The effect of introducing naphthenic acids in the composition of the raw materials of catalytic cracking on the hydrocarbon group composition of the gasoline fraction is illustrated in Figure 2. The optimal range of the content of naphthenic acids from 0.005 to 0.0075% for the quantitative indicators of the target fractions corresponded to the maximum share of unsaturated hydrocarbons. Also, the gasoline fraction containing up to 0.005% of naphthenic acids was characterized by an increase in the content of paraffin-naphthenic hydrocarbons relative to the sample obtained when using traditional vacuum gas oil. The proportion of paraffin-naphthenic hydrocarbons decreased with the increase in the amount of additives.

Click to view original image

Figure 2 The influence of the amount of naphthenic acids on the composition of the hydrocarbon groups of the gasoline fraction.

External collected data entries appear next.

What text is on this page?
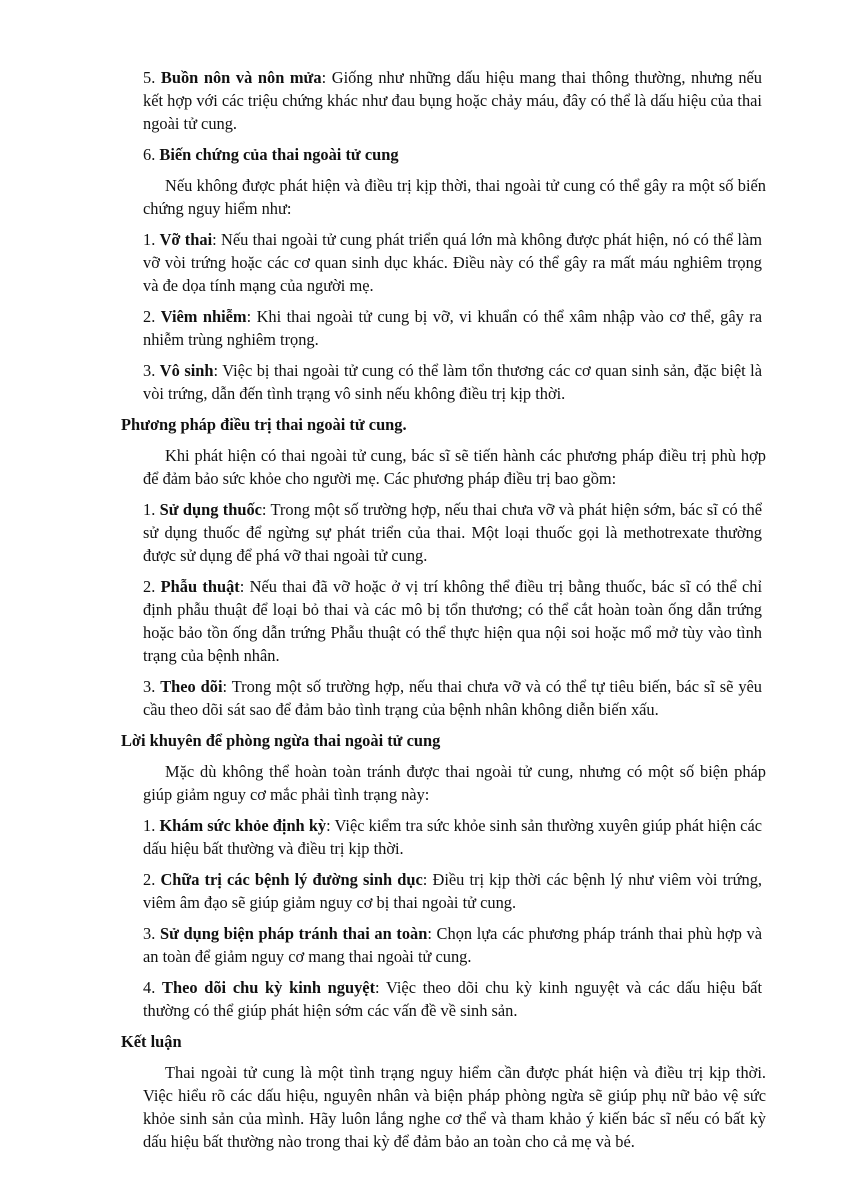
5. Buồn nôn và nôn mửa: Giống như những dấu hiệu mang thai thông thường, nhưng nếu kết hợp với các triệu chứng khác như đau bụng hoặc chảy máu, đây có thể là dấu hiệu của thai ngoài tử cung.

6. Biến chứng của thai ngoài tử cung

Nếu không được phát hiện và điều trị kịp thời, thai ngoài tử cung có thể gây ra một số biến chứng nguy hiểm như:

1. Vỡ thai: Nếu thai ngoài tử cung phát triển quá lớn mà không được phát hiện, nó có thể làm vỡ vòi trứng hoặc các cơ quan sinh dục khác. Điều này có thể gây ra mất máu nghiêm trọng và đe dọa tính mạng của người mẹ.

2. Viêm nhiễm: Khi thai ngoài tử cung bị vỡ, vi khuẩn có thể xâm nhập vào cơ thể, gây ra nhiễm trùng nghiêm trọng.

3. Vô sinh: Việc bị thai ngoài tử cung có thể làm tổn thương các cơ quan sinh sản, đặc biệt là vòi trứng, dẫn đến tình trạng vô sinh nếu không điều trị kịp thời.

Phương pháp điều trị thai ngoài tử cung.

Khi phát hiện có thai ngoài tử cung, bác sĩ sẽ tiến hành các phương pháp điều trị phù hợp để đảm bảo sức khỏe cho người mẹ. Các phương pháp điều trị bao gồm:

1. Sử dụng thuốc: Trong một số trường hợp, nếu thai chưa vỡ và phát hiện sớm, bác sĩ có thể sử dụng thuốc để ngừng sự phát triển của thai. Một loại thuốc gọi là methotrexate thường được sử dụng để phá vỡ thai ngoài tử cung.

2. Phẫu thuật: Nếu thai đã vỡ hoặc ở vị trí không thể điều trị bằng thuốc, bác sĩ có thể chỉ định phẫu thuật để loại bỏ thai và các mô bị tổn thương; có thể cắt hoàn toàn ống dẫn trứng hoặc bảo tồn ống dẫn trứng Phẫu thuật có thể thực hiện qua nội soi hoặc mổ mở tùy vào tình trạng của bệnh nhân.

3. Theo dõi: Trong một số trường hợp, nếu thai chưa vỡ và có thể tự tiêu biến, bác sĩ sẽ yêu cầu theo dõi sát sao để đảm bảo tình trạng của bệnh nhân không diễn biến xấu.

Lời khuyên để phòng ngừa thai ngoài tử cung

Mặc dù không thể hoàn toàn tránh được thai ngoài tử cung, nhưng có một số biện pháp giúp giảm nguy cơ mắc phải tình trạng này:

1. Khám sức khỏe định kỳ: Việc kiểm tra sức khỏe sinh sản thường xuyên giúp phát hiện các dấu hiệu bất thường và điều trị kịp thời.

2. Chữa trị các bệnh lý đường sinh dục: Điều trị kịp thời các bệnh lý như viêm vòi trứng, viêm âm đạo sẽ giúp giảm nguy cơ bị thai ngoài tử cung.

3. Sử dụng biện pháp tránh thai an toàn: Chọn lựa các phương pháp tránh thai phù hợp và an toàn để giảm nguy cơ mang thai ngoài tử cung.

4. Theo dõi chu kỳ kinh nguyệt: Việc theo dõi chu kỳ kinh nguyệt và các dấu hiệu bất thường có thể giúp phát hiện sớm các vấn đề về sinh sản.

Kết luận

Thai ngoài tử cung là một tình trạng nguy hiểm cần được phát hiện và điều trị kịp thời. Việc hiểu rõ các dấu hiệu, nguyên nhân và biện pháp phòng ngừa sẽ giúp phụ nữ bảo vệ sức khỏe sinh sản của mình. Hãy luôn lắng nghe cơ thể và tham khảo ý kiến bác sĩ nếu có bất kỳ dấu hiệu bất thường nào trong thai kỳ để đảm bảo an toàn cho cả mẹ và bé.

The positive effect of introducing naphthenic acids (0.005–0.0075% vol.) into the composition of raw materials might be associated with their promotion effect. Olefins that were formed during the thermal decomposition of naphthenic acids acted as hydrogen acceptors, and paraffins and naphthenes of vacuum gas oil acted as donors. Thus, more carbocations were formed, which were easily and quickly sorbed on the acid sites of catalysts, promoting the hydrogen redistribution reactions. An increase in the content of naphthenic acids (0.01% vol.) had an inhibitory effect, which was caused by an increase in the competitive adsorption of naphthenic acids on strong acid sites of the catalyst due to their greater polarity and relatively smaller molecular dimensions.

4. Conclusions

In this study, we determined the effect of introducing naphthenic acids into the composition of the raw materials of catalytic cracking (0.001–0.01% vol.) on the distribution of the target products of the process. We found that in the presence of naphthenic acids, the output of hydrocarbon gases С14 and coke decreased by almost twice at certain concentrations: when the additive was added in the amount of 0.001 and 0.0075%, respectively. The presence of naphthenic acids (from 0.005 to 0.0075% vol.) was accompanied by an increase in the output of gasoline fraction and light gas oil, which exceeded the indicators obtained under similar conditions but in the presence of traditional raw materials by almost 4% and 2%, respectively. Determining the distribution of the components in the C1-C4 hydrocarbon gas and the gasoline fraction suggested that the obtained quantitative indicators of cracking might be related to the nature of the reactions.

Author Contributions

Statement of the question, selection of goals, processing of results, etc. EA Guseinova; conducting experiments, processing results, etc. SR Safarova

Competing Interests

The authors have declared that no competing interests exist.